Packaging versus taste: What consumers look for when buying wine

Continuing on the theme of factors influencing consumer purchase decision, this article reports two studies by colleague Dr. Simone Mueller (University of South Australia) where she tried to determine the share of extrinsic factors versus intrinsic ones when consumers have to choose a bottle of wine.
These studies add on to the body of literature showing that consumers like when the “packaging” creates taste expectations that they can actually experience once they open the bottle and sample the wine. This is true for other products than wine. The key is to find the perfect match and avoid disappointment!

Amplify’d from
The reasons why a customer might choose one bottle of wine over another are many and various. Whether it’s a recommendation, the knowledge of a good grape, cost or merely just an appealing label, winemakers need to understand the science of marketing.

Mueller and colleagues at the Geisenheim Research Centre in Germany, analysed the influence of sensory and extrinsic wine attributes on likeability and purchase intent for 521 regular wine consumers. The first stage of the study required participants to indicate their liking of a wine in a blind tasting. The same wine was then presented in three bottles with different packaging designs and brand and origin labels. The participants indicated their liking of each wine based on the extrinsic attributes, before tasting the wine and indicating their purchase intent and liking again. In the latter stage, the participants were unaware they had tasted the same wine repeatedly.

While both taste and extrinsic attributes influenced a consumer’s liking for a bottle of wine, packaging and brand were the biggest influences.

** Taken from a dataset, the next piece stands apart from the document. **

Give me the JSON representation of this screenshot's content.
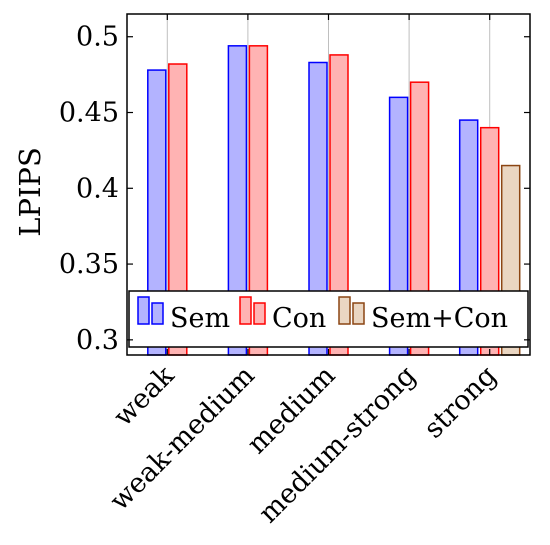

The results of the study are surprising.

While the study shows extrinsic attributes such as packaging can play a more significant role in determining consumers’ liking of wine than taste, Mueller says the best advice for food and beverage producers is to ensure taste and packaging are equally as good.

In another study, Mueller and colleagues at the Australian Wine Research Institute found the price of wine to have a significant influence on consumers’ repurchase intent. In the first stage of the study, participants chose one of 21 Australian vintage Shiraz wines based on the extrinsic attributes of each wine. This included packaging, price and brand. Participants then tasted the wine while aware of its retail price, before deciding whether or not they would repurchase the wine.

Mueller and colleagues found that a combination of extrinsic attributes, taste and price, positively influenced purchase intent. Also, the more often a wine was chosen in the first stage of the study, the more likely participants were to repurchase the wine after tasting it.

Despite the importance of reasonable prices and attractive packaging, no wine is good wine if it doesn’t taste good, says winemaker Scott Hazeldine who has been in the business for the past ten years (the latter two with Schild Estate in the Barossa Valley).

“Taste is first and foremost in what we’re trying to achieve, however, that’s only one small component; packaging and price are equally as important,” he says.

“There’s a lot of good wine out there that doesn’t sell because it’s at the wrong price or the packaging is bad.”

Top factors that influence consumers’ liking of wine:

1. Packaging (46%)
2. Brand (27%)
3. Sensory attributes/taste
4. Grape variety
5. Wine region

Top factors that influence consumers’ purchase intent: 

1. Informed liking (a combination of sensory and extrinsic attributes) (77%)
2. Price (21%)
Note: the influence of packaging, wine region, sensory attributes/taste, grape variety and brand were less than 1% each.




2 responses to “Packaging versus taste: What consumers look for when buying wine

  1. Declan MacFadden

    Interesting article. Would you agree that for repeat purchases taste & sensory attributes would far outweigh all other factors.

    • Thanks Declan. Yes, I would agree with you, although I am not aware of any research evidence. However, one can question whether repurchase is driven by the pleasant sensory attributes at each new tasting or the memories of the first experience. Cognitive psychologists may argue for the latter while sensory scientists may believe in the former.